Earlier this year I wrote this post
about the Prime Minister's claim to Margaret Hodge, Chair of the Public Accounts Committee, that academy funding was as transparent as funding for maintained schools. Mrs Hodge, also a member of the House of Commons Liaison Committee which interrogates the PM from time to time, had asked how it was possible to "follow the public pound" in academy schools.
Mr Cameron replied: "The parent/teacher /local community knows how much follows the pupil into the school and can then see the results. We need to see how much money going into the schools and the results coming out. This will produce results for very transparent amounts of money that are going in."
Actually he got his facts wrong, because academy funding wasn't available at the time, nor did it form part of last year's performance tables for schools, which showed funding per pupil for all maintained schools, but I subsequently learned that the PM had written to Mrs Hodge to say that this would be rectified.

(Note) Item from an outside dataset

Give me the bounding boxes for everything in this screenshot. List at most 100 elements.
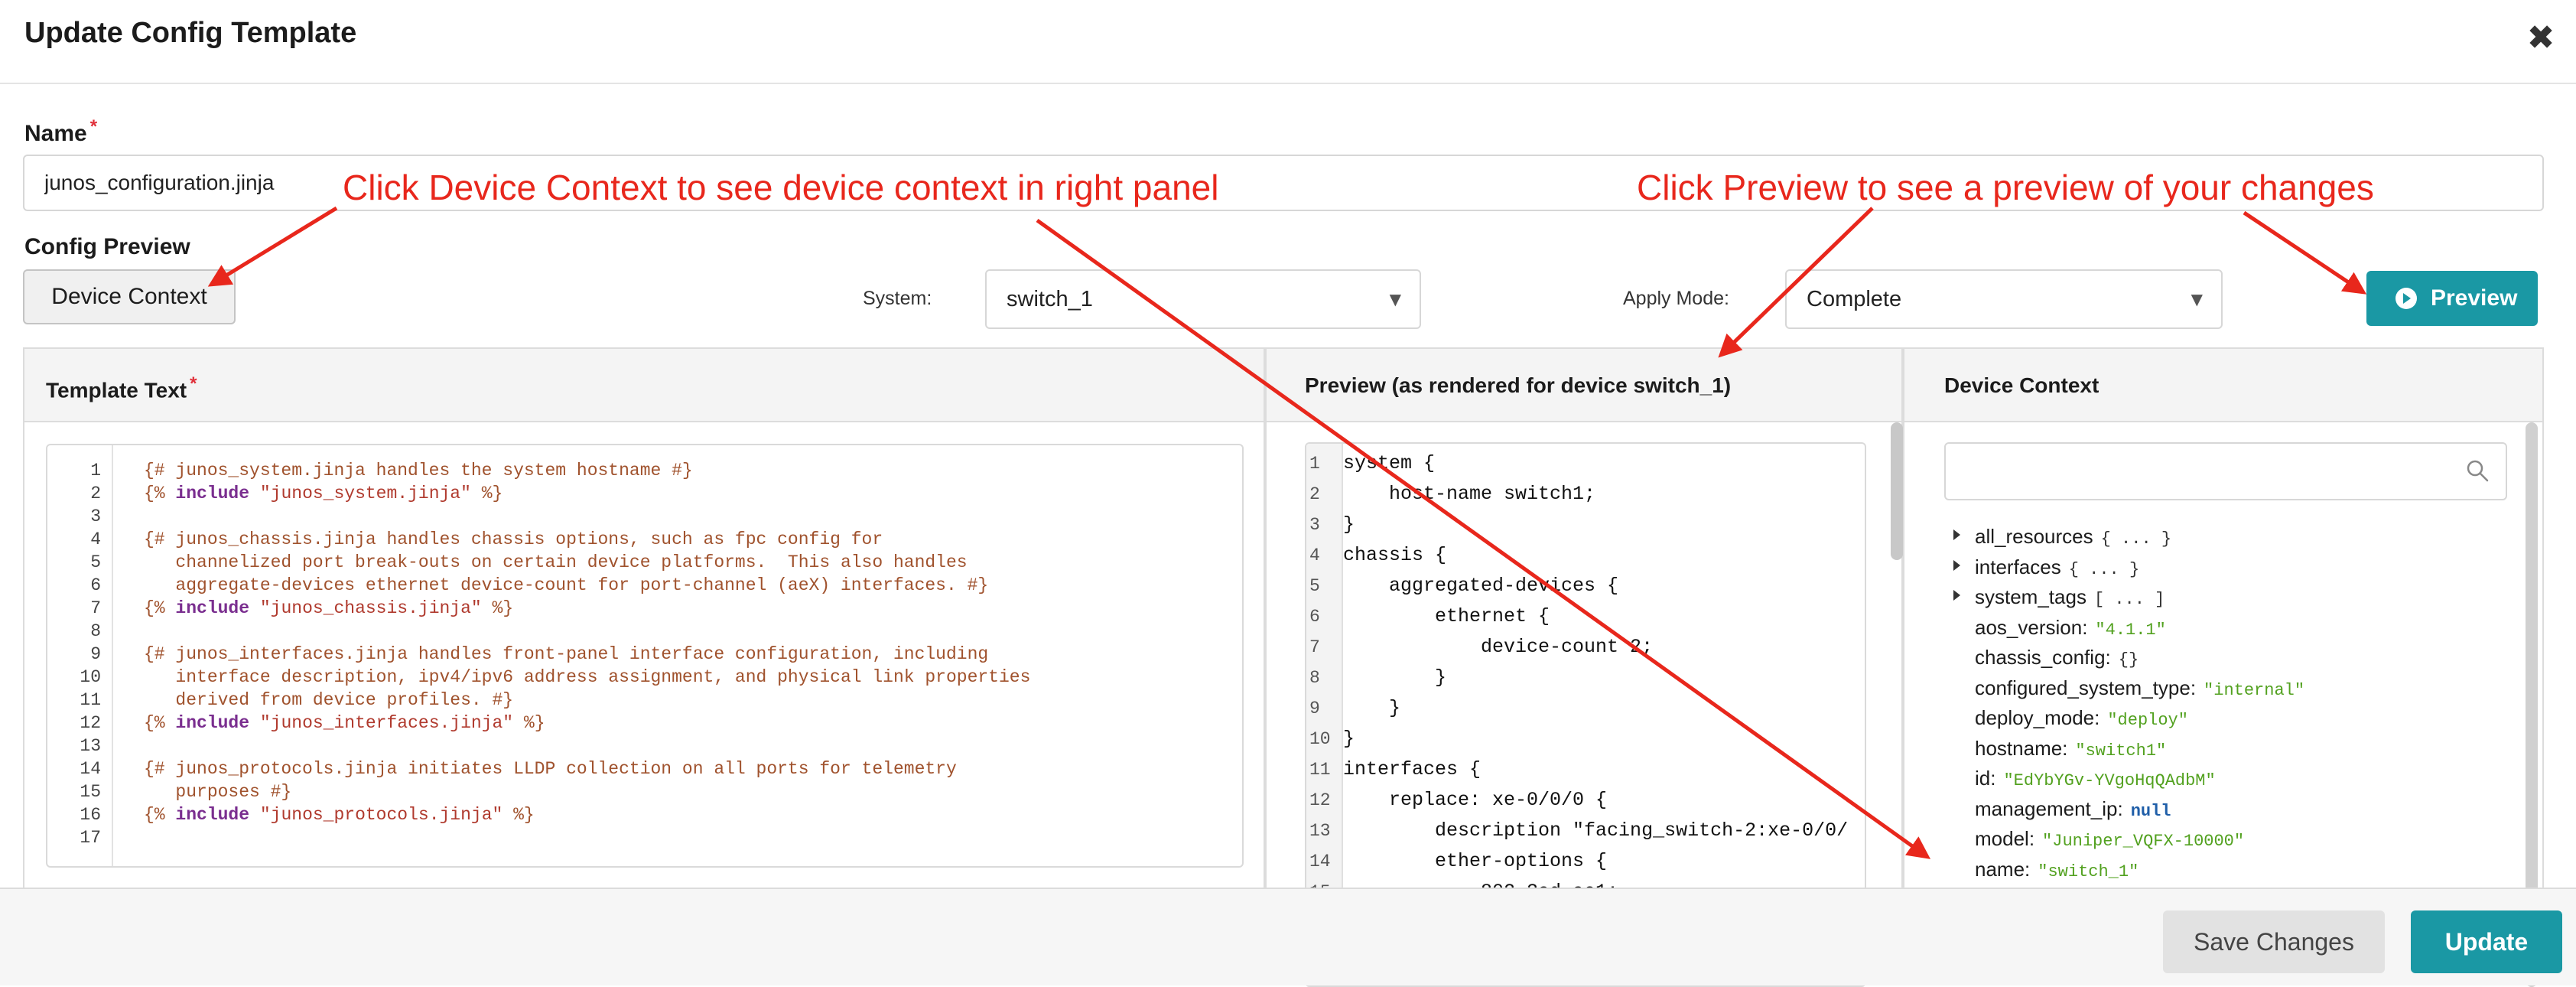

This still hasn't happened. Checking the performance tables for my own local community, I was both very proud to see that Gospel Oak
, where my children were at school, has performed extremely well this year with over 90% of children getting level 4 in English and Maths, in a school with over 40% of the pupils eligible for FSM and over 50% of the pupils eligible for the pupil premium (eligible for FSM in the last 6 years).
It was also interesting to be able to see how much money per pupil goes into the school and how much is spent. So I thought I would have a look at a few of the early primary converter academy schools to see how their funding compared. The most obvious one being Cuckoo Hall Academy
, regularly drooled over in public by both Mr Twigg and Mr Gove. One article by Mr Gove here
,first published in the Evening Standard, was considered such a fine piece of journalism that it was republished on the DFE website.
It is an provocative article for several reasons - firstly it makes disparaging comments about two founders of this site, myself and Melissa Benn, claiming that people like us (opponents of his policies) tend to be "well connected media types from London's most privileged circles" and implying that we were far removed from those well known crusaders for poor children, the founders of free schools, including Patricia Sowter, the head teacher of Cuckoo Hall Academy.
Now the Cuckoo Hall Academy is clearly an excellent school, but it actually has fewer children eligible for Free School Meals than Gospel Oak, where I was chair of governors for ten years. Like the PM , Mr Gove needs to do more homework. I did ask the Evening Standard for a right of reply at the time, but they refused.
And that isn't the only piece of misinformation peddled by the DFE in relation to the Cuckoo Hall Academy
. Mr Gove's article, and the school's website appear to suggest that the school was in special measures when Ms Sowter took over. In fact this isn't true. The school came out of special measures in 1999
, she started at the school in 2002 and in 2001 Ofsted
said Cuckoo Hall was a very effective school and could come out of special measures thanks to the leadership of her predecessor.
And its performance in 2012, according to the DFE tables published this week, is almost identical to that of Gospel Oak, an LA community school which which was also performed very poorly in the 1990s. So more proof that it isn't necessary to be an academy to improve. In our case, good leadership, governance, teaching , supportive parents and a good local authority did the trick.
However there is one important difference - apart from the fact that no one from the government writes articles about our schools. The per pupil income and expenditure of the Cuckoo Hall academy is not plain to see in the way it is for Gospel Oak or any other maintained school. Nor does it appear to be for the other primary converter academies. See here
for another primary converter, the Green Lane Primary Academy in Leeds, which also appears to be performing less well than both Cuckoo Hall and Gospel Oak with far fewer children on FSM.
On the Cuckoo Hall page of the DFE tables, the schools Annual Report and Financial Statements are included, although these would be barely comprehensible to the average parent wanting to make a quick comparison. The Green Lane Academy doesn't even include this information.
Much is being made of the wonder of academy status but as Henry Stewart has proved repeatedly on this site, most recently in his post
yesterday, the data provided by the government doesn't support these claims. And without much clearer evidence about their funding so , as the Prime Minister said, parents can see how much money follows the pupil into the school, and then compare the results, it is even more difficult to judge both their effectiveness AND whether they are a good use of the public pound.